The Missouri House of Representatives last week voted to let local school districts to hold referendums to bar transgender children to participate in sports of their gender.
The Associated Press reported that the House voted 89-40 in favor of adding Republican State Rep. Chuck Bayse’s proposal as an amendment to an elections bill before lawmakers’ mid-May deadline. If passed into law, school boards and administrators could call elections on if trans girls can play on all-girls sports teams.
Supporters of the bill told the newspaper that the legislation was to “protect women’s sports.”
“This is much more than just focusing on what the left says is discriminatory language,” State Rep. Nick Schroer told the AP. “This is not discriminatory whatsoever.”
State law already prohibited trans girls from playing on girls’ teams unless they were undergoing hormone therapy. Hormone therapy is not done until later in a person’s teens.
The bill is one of hundreds proposed across the country just since the start of 2022. Similar bills have been passed or proposed in Iowa, Indiana and Kentucky.

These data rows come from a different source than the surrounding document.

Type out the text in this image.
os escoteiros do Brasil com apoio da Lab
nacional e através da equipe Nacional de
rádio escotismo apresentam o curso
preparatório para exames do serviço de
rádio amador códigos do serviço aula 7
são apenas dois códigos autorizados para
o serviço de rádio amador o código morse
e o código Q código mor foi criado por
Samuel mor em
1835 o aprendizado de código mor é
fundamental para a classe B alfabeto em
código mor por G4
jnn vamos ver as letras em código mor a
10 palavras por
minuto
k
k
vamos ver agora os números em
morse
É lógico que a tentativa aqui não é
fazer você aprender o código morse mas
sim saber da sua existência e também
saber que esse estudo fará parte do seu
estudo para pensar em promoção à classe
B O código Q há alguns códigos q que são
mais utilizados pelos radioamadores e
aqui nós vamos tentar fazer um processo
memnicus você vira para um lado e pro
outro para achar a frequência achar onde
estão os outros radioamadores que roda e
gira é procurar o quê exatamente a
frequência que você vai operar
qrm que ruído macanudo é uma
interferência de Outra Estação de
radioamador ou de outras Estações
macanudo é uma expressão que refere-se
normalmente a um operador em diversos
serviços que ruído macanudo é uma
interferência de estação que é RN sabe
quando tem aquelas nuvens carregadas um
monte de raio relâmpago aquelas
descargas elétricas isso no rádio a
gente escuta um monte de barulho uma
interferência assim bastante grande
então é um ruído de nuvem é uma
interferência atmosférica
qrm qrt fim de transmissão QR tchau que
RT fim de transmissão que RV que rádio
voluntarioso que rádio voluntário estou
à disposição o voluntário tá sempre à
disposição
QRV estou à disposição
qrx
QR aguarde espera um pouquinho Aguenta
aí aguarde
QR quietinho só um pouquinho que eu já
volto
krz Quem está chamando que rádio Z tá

“Some Missouri lawmakers are treading down a dangerous and discriminatory path to harming transgender and gender-expansive children,” said Katy Erker-Lynch, executive director of state LGBTQ rights group PROMO. “We know this is not about athletic competition, this is about whether or not we can treat transgender Missourians fairly across all areas of life or whether transgender Missourians can be unfairly fired, kicked out of a restaurant, denied an apartment, or denied the health care they need, just because of who they are.”
Erker-Lynch said she was grateful for State Rep. Ian Mackey and State Sen. Greg Razer, both out LGBTQ legislators, for speeches on the House floor against the bill.
The bill must past through the House again before going to the Republican-controlled State Senate.